“I mean because of Miss Cheale.”

The other did not answer for a moment, and then he said in a low voice:

“That’s true in a way, though I don’t think Emily liked Miss Cheale. I have at times regretted having agreed that she should come.”

“They weren’t the kind of women who would naturally take to one another,” answered Dr. Maclean.

“And yet my wife quite liked that worthless brother of Miss Cheale’s.

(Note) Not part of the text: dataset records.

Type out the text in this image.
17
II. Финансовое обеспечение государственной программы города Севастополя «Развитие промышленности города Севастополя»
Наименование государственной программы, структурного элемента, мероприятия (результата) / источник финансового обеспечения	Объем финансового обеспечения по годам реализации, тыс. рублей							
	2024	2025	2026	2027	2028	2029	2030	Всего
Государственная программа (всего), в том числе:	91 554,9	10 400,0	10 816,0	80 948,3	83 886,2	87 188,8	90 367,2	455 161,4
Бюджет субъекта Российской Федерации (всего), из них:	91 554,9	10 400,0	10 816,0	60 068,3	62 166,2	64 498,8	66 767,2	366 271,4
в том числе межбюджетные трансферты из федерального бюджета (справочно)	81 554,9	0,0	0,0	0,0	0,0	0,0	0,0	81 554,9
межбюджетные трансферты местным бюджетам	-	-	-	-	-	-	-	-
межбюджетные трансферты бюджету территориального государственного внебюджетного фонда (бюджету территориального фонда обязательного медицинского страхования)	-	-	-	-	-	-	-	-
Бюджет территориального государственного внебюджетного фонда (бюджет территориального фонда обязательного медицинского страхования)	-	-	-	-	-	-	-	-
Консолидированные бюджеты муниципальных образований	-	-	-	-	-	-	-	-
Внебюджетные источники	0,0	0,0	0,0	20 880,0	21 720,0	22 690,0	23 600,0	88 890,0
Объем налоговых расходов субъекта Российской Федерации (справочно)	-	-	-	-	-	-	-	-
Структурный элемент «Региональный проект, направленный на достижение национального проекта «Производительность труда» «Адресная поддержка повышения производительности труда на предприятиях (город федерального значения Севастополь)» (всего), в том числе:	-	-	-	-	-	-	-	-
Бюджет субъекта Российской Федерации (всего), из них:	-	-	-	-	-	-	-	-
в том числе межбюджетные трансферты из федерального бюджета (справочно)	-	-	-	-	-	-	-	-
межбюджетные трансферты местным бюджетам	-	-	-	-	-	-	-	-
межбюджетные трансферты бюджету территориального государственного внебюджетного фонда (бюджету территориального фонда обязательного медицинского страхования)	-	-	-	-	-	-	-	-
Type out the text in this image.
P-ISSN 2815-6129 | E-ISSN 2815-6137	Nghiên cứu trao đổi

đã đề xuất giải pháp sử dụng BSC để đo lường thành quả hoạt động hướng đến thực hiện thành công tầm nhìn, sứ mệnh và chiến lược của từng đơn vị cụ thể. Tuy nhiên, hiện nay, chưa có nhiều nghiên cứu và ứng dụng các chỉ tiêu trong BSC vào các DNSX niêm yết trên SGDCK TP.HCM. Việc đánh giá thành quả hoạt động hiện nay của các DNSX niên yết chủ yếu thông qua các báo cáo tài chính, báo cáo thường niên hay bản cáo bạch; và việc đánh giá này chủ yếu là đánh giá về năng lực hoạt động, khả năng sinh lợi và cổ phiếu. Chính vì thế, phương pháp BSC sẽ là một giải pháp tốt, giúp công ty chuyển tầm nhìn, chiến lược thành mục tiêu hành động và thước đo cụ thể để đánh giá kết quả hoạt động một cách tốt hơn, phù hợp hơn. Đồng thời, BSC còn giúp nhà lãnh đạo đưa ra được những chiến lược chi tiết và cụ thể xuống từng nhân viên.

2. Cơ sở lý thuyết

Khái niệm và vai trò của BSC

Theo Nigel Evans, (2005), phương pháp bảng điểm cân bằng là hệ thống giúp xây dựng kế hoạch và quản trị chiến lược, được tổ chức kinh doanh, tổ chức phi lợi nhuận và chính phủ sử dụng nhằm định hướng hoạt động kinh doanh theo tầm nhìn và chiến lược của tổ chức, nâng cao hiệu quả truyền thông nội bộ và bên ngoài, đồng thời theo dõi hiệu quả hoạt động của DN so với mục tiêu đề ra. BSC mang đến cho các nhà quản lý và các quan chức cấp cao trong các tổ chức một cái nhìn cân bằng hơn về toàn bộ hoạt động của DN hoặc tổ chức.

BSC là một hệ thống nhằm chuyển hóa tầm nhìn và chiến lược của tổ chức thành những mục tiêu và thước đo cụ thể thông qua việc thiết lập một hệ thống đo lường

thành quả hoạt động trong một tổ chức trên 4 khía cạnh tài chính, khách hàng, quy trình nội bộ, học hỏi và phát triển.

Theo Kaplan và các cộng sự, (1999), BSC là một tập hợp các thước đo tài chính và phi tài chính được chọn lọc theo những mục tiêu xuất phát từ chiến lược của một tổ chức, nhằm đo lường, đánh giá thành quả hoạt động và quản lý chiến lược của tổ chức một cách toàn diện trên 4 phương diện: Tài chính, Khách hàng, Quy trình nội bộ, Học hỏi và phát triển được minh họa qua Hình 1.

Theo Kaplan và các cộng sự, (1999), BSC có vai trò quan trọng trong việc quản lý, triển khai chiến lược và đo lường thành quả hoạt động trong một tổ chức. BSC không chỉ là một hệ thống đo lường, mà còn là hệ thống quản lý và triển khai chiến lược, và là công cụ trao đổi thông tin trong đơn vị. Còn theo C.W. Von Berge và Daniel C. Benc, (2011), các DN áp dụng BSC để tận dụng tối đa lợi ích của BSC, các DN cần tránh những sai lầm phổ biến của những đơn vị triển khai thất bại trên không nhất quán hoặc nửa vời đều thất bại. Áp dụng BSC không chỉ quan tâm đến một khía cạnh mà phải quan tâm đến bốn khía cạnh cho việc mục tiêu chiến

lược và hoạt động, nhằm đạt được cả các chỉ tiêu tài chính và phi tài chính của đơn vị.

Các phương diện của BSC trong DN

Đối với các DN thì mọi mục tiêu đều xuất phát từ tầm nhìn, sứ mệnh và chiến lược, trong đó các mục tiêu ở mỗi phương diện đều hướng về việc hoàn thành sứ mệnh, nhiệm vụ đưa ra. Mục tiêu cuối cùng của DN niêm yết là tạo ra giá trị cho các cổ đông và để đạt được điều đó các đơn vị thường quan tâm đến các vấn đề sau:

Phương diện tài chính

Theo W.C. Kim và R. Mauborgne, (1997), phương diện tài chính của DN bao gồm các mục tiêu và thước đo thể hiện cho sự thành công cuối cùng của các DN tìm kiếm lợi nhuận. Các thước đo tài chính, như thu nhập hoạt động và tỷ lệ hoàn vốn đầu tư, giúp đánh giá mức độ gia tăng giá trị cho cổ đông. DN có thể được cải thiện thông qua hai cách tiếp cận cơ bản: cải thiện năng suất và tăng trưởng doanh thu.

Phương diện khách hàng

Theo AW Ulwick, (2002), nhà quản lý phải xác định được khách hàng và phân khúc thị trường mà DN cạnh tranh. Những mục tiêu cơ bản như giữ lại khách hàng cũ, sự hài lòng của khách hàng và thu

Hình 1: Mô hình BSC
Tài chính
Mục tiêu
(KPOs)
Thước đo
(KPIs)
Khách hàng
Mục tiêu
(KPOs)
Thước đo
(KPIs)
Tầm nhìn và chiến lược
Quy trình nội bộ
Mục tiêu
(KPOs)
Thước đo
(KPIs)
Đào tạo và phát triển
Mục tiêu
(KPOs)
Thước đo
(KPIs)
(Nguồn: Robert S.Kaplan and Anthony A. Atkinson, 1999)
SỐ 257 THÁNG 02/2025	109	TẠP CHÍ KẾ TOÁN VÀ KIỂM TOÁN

He actually came to tea with her the other day.”

“Mrs. Garlett always liked men better than women,” said the doctor dryly. He had at once guessed the identity of Lucy Warren’s drawing-room visitor, and it had amused him to picture “poor Emily’s” wrath had she even dimly suspected the fact.

He added, after a pause: “Your wife was a generous sort, Garlett—I mean about money.”

“Yes, she was that, certainly.”

Both men remained silent for a moment. It was true that the poor woman now lying dead upstairs had always shown herself generous about money, though not, excepting to her husband, about anything else. But now was not the moment to recall her cantankerous and narrow outlook on life.

“Well,” said the doctor at last, “I must be going now. I’ll leave a note in her letter-box for Miss Prince as I go by. It will be just as well for Agatha Cheale to have a friend with her this morning; she has had a terrible shock.”